Pewnego razu była sobie kropla, która nie chciała wyparować. Obawiała się, że w chwili, gdy to nastąpi, straci swoją formę i tożsamość, przestanie istnieć.
Jej obecne życie prowadziło ją przez okna, rynny i odpływy, a ona gromadziła wszelkiego rodzaju wspomnienia ze swojej krótkiej egzystencji.
Powiedziano jej, że jej kulisty kształt wynikał z wewnętrznego pola magnetycznego, które ją określało i indywidualizowało. Jej zakrzywiona powierzchnia była wynikiem napięcia powierzchniowego, przejawiającego się na granicach jej istoty, które kropla rozumiała jako swoje „ja”.
Nieuchronnie jednak nadszedł moment, którego najbardziej się obawiała. Pod wpływem południowego słońca delikatna kropla wyparowała. Stała się lekka, została uniesiona na wielką wysokość i dalej istniała w białych chmurach nieba.

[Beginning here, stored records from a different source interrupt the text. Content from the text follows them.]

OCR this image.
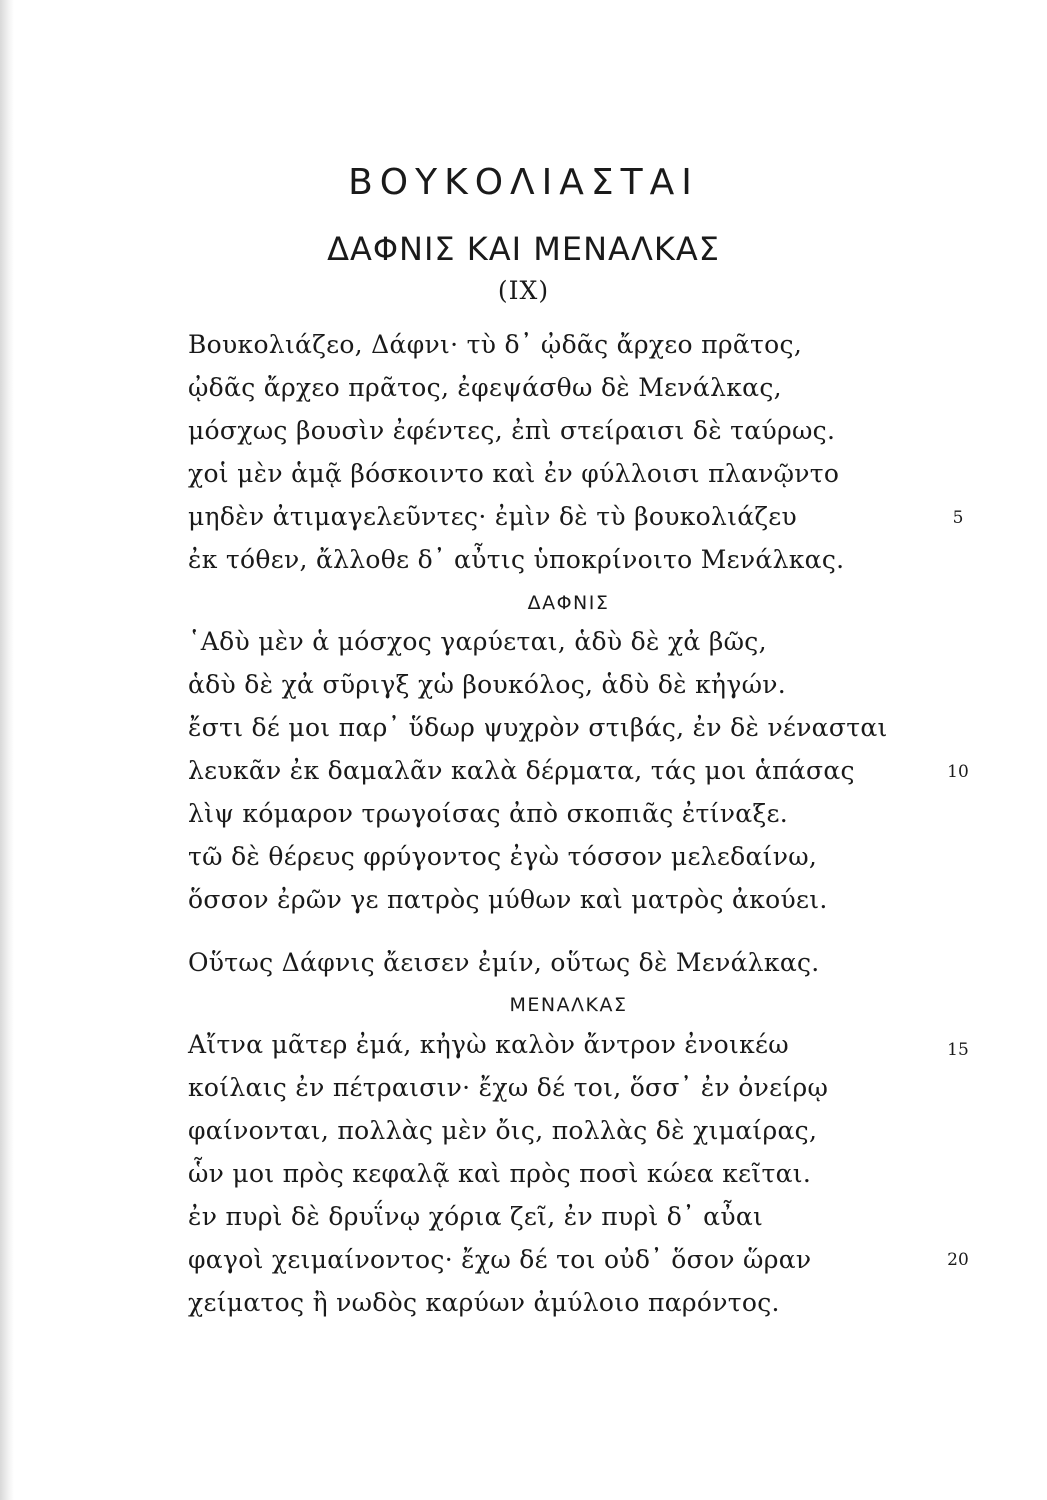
ΒΟΥΚΟΛΙΑΣΤΑΙ
ΔΑΦΝΙΣ ΚΑΙ ΜΕΝΑΛΚΑΣ
(IX)
Βουκολιάζεο, Δάφνι· τὺ δ᾽ ᾠδᾶς ἄρχεο πρᾶτος,
ᾠδᾶς ἄρχεο πρᾶτος, ἐφεψάσθω δὲ Μενάλκας,
μόσχως βουσὶν ἐφέντες, ἐπὶ στείραισι δὲ ταύρως.
χοἱ μὲν ἁμᾷ βόσκοιντο καὶ ἐν φύλλοισι πλανῷντο
μηδὲν ἀτιμαγελεῦντες· ἐμὶν δὲ τὺ βουκολιάζευ	5
ἐκ τόθεν, ἄλλοθε δ᾽ αὖτις ὑποκρίνοιτο Μενάλκας.
ΔΑΦΝΙΣ
῾Αδὺ μὲν ἁ μόσχος γαρύεται, ἁδὺ δὲ χἀ βῶς,
ἁδὺ δὲ χἀ σῦριγξ χὡ βουκόλος, ἁδὺ δὲ κἠγών.
ἔστι δέ μοι παρ᾽ ὕδωρ ψυχρὸν στιβάς, ἐν δὲ νένασται
λευκᾶν ἐκ δαμαλᾶν καλὰ δέρματα, τάς μοι ἁπάσας	10
λὶψ κόμαρον τρωγοίσας ἀπὸ σκοπιᾶς ἐτίναξε.
τῶ δὲ θέρευς φρύγοντος ἐγὼ τόσσον μελεδαίνω,
ὅσσον ἐρῶν γε πατρὸς μύθων καὶ ματρὸς ἀκούει.
Οὕτως Δάφνις ἄεισεν ἐμίν, οὕτως δὲ Μενάλκας.
ΜΕΝΑΛΚΑΣ
Αἴτνα μᾶτερ ἐμά, κἠγὼ καλὸν ἄντρον ἐνοικέω	15
κοίλαις ἐν πέτραισιν· ἔχω δέ τοι, ὅσσ᾽ ἐν ὀνείρῳ
φαίνονται, πολλὰς μὲν ὄις, πολλὰς δὲ χιμαίρας,
ὧν μοι πρὸς κεφαλᾷ καὶ πρὸς ποσὶ κώεα κεῖται.
ἐν πυρὶ δὲ δρυΐνῳ χόρια ζεῖ, ἐν πυρὶ δ᾽ αὖαι
φαγοὶ χειμαίνοντος· ἔχω δέ τοι οὐδ᾽ ὅσον ὥραν	20
χείματος ἢ νωδὸς καρύων ἀμύλοιο παρόντος.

Uspokoiła się w tym komforcie, ale niebo też nie przyjęło jej na zawsze.
Pewnego burzliwego dnia chmury zmieniły kolor, pomarszczyły się. Wśród błyskawic, które przeszywały przestrzeń, mała kropelka zaczęła się skraplać. Stając się ponownie kroplą, spadała jak deszcz z nieba.

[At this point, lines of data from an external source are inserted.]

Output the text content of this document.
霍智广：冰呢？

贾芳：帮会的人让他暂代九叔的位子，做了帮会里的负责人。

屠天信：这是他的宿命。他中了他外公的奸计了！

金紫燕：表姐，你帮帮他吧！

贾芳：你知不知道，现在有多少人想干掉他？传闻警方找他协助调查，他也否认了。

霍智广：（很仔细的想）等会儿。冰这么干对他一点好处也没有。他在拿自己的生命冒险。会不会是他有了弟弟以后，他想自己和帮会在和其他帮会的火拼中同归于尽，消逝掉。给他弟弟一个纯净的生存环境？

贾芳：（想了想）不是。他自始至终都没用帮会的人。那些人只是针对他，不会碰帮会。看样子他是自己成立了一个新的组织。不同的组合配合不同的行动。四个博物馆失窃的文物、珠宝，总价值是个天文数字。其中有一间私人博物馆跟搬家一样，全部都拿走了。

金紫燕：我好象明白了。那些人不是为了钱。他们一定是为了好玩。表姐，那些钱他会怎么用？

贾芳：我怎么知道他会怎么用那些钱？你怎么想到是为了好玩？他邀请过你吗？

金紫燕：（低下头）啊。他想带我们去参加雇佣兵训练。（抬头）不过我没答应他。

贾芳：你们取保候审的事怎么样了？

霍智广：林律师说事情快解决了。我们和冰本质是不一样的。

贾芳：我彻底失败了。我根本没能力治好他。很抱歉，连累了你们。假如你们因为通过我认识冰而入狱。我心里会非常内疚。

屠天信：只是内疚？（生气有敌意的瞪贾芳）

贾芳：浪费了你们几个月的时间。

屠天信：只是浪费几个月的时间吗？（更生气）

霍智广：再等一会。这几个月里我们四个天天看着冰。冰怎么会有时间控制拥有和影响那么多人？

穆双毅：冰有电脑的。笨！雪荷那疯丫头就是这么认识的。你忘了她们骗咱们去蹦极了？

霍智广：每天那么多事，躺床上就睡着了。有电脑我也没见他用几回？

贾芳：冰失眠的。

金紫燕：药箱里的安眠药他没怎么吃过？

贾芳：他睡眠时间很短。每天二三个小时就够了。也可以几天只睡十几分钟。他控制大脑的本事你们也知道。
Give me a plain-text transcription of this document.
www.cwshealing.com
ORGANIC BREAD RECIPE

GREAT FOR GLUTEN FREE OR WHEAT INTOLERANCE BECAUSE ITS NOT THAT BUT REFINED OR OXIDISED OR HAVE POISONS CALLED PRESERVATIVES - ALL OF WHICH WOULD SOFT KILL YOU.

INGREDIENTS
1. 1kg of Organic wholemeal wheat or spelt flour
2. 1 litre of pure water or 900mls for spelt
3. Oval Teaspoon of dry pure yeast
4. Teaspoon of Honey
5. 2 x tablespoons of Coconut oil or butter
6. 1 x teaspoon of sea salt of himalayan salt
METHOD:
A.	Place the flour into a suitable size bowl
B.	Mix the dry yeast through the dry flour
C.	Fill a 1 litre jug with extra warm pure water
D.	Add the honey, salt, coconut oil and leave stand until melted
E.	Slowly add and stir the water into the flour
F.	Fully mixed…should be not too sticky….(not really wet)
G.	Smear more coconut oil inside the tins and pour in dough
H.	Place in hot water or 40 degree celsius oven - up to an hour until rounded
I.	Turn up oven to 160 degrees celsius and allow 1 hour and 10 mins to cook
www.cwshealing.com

Gdy tak spadała, dostrzegła ogromny, tajemniczy ocean. Zmierzała w jego kierunku, takie było jej przeznaczenie … tam kropla miała zanurkować.
Jej koniec był bliski, bo jak mogłaby być jednocześnie kroplą i oceanem? Tym razem jej piękna, okrągła forma przepadłaby na zawsze i z pewnością nie byłaby już rozpoznana w błękitnej masie morskiej wody. Nikt nie mógłby wskazać na nią i powiedzieć: „Patrzcie! To ta kropla, która w zeszłym tygodniu kapnęła na moje okno!”
Gdy zanurzyła się w oceanie, jej forma rozbiła się, a to sprawiło, że dostrzegła, iż w wielkiej masie wody obecne są te same siły magnetyczne, które kiedyś zindywidualizowały ją jako kroplę. Teraz te same siły łączyły ją ze Wszystkim.
Zrozumiała, że nosi w sobie istotę indywidualności i jednocześnie istotę Jedności. O różnicy decydowało jej ukierunkowanie: na siebie lub na Całość oceanu.
Nie wiadomo, czy ta mała kropla sprzed lat zachowała wspomnienia o drzewach, oknach, rynnach i studzienkach. Wspomnienia o tym, że była niesiona przez wiatr, że błyszczała na skrzydle ptaka. Może to jednak nie jest takie ważne.
Dziś przemierza bezkresną, błękitną przestrzeń, odsłaniając tajemnice głębokiego i enigmatycznego oceanu.
Rozwijają się przed nią niezliczone możliwości istnienia. Może szybować wśród spienionych fal, w ciągłym przychodzeniu i odchodzeniu mórz, a nawet obserwować świetliste istoty z głębokiej otchłani.
Może spotykać zarówno mikroskopijne, jak i gigantyczne istoty, cieszyć się feerią barw oraz dziwnymi i pięknymi stworzeniami zamieszkującymi koralowce.
Może nawet, dzięki swojej istocie, być tym wszystkim w wieczności. A potem wrócić na ziemię, nawodnić glebę i odżywić rośliny, kończąc cykl istnienia w dawaniu siebie. Kropla stała się tak ogromna jak ocean!